Another possibility raised was levying national insurance on rental income, a policy that has previously been advocated by the Resolution Foundation, once led by Torsten Bell MP, who is now a key architect of the Budget.

However, the government would need to consider the inflationary risks if any extra costs are passed on or more landlords leave the sector. Entrenched UK inflation is something the IMF warned about last week.

Another of the more plausible measures floated in the media recently is altering council tax bands for higher-value properties, according to James Nation, a former special advisor to Rishi Sunak when he was Chancellor, speaking on a recent episode of Housing Unpacked.

If the proceeds can be directed to central government, it would produce a reliable flow of revenue, as opposed to transaction-based taxes, which often have unintended behavioural responses.

Either way, speculation is unhelpfully building across the whole economy, creating a sense of déjà vu following a similar period of uncertainty in 2024.

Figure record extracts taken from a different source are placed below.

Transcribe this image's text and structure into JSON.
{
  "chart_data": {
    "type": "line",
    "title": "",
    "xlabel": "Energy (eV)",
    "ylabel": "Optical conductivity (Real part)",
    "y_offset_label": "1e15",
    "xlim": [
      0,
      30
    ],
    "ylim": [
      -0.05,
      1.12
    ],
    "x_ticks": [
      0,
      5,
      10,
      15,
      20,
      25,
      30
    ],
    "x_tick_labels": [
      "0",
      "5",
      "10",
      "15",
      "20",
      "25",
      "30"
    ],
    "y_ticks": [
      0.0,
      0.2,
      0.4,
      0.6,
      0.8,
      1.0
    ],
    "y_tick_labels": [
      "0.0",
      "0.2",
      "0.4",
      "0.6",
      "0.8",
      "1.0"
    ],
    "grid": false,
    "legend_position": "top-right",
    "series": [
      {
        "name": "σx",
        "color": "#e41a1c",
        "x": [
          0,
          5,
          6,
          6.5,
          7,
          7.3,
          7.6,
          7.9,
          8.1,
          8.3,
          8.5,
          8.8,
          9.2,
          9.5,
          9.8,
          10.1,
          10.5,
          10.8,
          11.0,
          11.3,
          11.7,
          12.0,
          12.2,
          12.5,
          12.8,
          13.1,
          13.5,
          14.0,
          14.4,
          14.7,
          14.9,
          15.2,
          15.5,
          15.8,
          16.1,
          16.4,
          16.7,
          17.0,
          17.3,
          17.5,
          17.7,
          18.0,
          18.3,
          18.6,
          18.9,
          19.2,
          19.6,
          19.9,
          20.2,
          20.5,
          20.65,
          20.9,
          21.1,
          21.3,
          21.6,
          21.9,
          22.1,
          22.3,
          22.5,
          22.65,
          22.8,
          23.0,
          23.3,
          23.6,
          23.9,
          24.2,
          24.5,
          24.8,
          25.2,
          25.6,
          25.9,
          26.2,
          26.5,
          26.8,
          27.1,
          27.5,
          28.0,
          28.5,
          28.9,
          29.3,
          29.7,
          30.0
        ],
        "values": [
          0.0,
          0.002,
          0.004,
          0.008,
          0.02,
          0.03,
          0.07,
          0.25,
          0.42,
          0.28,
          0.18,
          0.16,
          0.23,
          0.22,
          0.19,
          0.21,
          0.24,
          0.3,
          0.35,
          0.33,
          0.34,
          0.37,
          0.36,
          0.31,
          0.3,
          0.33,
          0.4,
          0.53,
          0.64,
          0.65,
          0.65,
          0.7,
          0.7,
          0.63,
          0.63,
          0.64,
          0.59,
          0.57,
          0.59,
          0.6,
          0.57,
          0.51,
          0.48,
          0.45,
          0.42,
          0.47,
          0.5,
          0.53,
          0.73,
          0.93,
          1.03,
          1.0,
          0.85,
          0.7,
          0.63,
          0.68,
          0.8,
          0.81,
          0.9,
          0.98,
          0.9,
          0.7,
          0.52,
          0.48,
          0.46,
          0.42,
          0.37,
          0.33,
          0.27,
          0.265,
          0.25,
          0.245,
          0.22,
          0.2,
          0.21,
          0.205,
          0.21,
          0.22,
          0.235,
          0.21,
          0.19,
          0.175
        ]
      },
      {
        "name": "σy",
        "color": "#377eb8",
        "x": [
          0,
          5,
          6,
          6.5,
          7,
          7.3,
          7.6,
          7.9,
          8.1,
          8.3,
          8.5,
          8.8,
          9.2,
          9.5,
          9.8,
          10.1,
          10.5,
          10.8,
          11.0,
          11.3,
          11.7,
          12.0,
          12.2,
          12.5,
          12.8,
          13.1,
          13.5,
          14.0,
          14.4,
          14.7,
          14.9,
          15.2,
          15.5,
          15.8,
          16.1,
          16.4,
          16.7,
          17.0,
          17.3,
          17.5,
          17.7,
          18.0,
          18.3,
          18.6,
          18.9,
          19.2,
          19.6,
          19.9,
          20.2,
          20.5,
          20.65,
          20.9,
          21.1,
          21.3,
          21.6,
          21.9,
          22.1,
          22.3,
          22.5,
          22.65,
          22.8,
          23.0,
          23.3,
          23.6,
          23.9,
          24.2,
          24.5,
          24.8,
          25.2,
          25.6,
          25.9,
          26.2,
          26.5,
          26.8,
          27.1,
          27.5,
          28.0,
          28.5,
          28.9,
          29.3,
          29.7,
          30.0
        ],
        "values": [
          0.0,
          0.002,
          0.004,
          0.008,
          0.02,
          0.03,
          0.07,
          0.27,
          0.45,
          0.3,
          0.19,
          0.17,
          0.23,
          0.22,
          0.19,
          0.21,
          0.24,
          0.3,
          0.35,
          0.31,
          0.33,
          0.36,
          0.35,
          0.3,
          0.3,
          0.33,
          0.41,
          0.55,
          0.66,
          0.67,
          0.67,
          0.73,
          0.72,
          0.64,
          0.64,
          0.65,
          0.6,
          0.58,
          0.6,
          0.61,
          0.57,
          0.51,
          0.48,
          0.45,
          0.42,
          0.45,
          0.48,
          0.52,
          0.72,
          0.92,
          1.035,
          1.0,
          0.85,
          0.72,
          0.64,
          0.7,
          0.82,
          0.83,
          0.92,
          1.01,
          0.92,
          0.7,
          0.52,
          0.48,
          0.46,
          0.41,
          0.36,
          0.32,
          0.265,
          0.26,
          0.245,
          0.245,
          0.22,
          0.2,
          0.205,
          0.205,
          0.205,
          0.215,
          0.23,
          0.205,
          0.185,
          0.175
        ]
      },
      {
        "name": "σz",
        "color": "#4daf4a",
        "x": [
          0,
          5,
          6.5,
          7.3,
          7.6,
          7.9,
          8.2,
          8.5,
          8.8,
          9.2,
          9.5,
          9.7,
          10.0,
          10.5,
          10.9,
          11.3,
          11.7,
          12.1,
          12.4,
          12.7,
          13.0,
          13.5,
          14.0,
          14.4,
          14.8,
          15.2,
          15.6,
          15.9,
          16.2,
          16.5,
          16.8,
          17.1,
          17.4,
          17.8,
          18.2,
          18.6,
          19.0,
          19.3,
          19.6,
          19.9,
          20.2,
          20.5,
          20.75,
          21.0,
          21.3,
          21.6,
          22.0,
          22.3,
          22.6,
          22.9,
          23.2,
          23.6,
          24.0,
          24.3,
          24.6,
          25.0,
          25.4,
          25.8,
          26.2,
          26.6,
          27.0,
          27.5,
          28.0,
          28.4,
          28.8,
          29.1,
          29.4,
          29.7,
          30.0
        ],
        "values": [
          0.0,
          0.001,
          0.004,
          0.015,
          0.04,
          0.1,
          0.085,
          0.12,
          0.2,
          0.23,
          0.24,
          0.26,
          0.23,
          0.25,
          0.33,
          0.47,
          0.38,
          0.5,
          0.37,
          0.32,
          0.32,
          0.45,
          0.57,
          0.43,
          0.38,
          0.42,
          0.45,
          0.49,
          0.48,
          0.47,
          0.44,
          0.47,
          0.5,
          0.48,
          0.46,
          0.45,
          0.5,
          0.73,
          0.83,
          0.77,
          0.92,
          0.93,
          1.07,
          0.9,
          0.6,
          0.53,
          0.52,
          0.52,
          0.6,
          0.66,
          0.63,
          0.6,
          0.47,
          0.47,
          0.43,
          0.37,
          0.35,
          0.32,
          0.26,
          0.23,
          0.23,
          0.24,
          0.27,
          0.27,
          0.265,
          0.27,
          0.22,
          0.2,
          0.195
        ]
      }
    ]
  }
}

One positive piece of news in recent months has been the stability of mortgage rates, as the chart shows. The availability of sub-4% mortgages has supported transactions, which have risen above their five-year average in recent weeks, as Knight Frank data shows.

Last week’s disappointing jobs data also pushed swap rates lower, which means further downwards pressure on mortgage rates, as the chart also shows.

However, activity has been concentrated in lower-price brackets, where pre-Budget tax speculation has been less intense. In prime markets, the overwhelming approach of buyers and sellers has been one of ‘wait-and-see’.

The risk for the Treasury is that this short-term caution also becomes entrenched.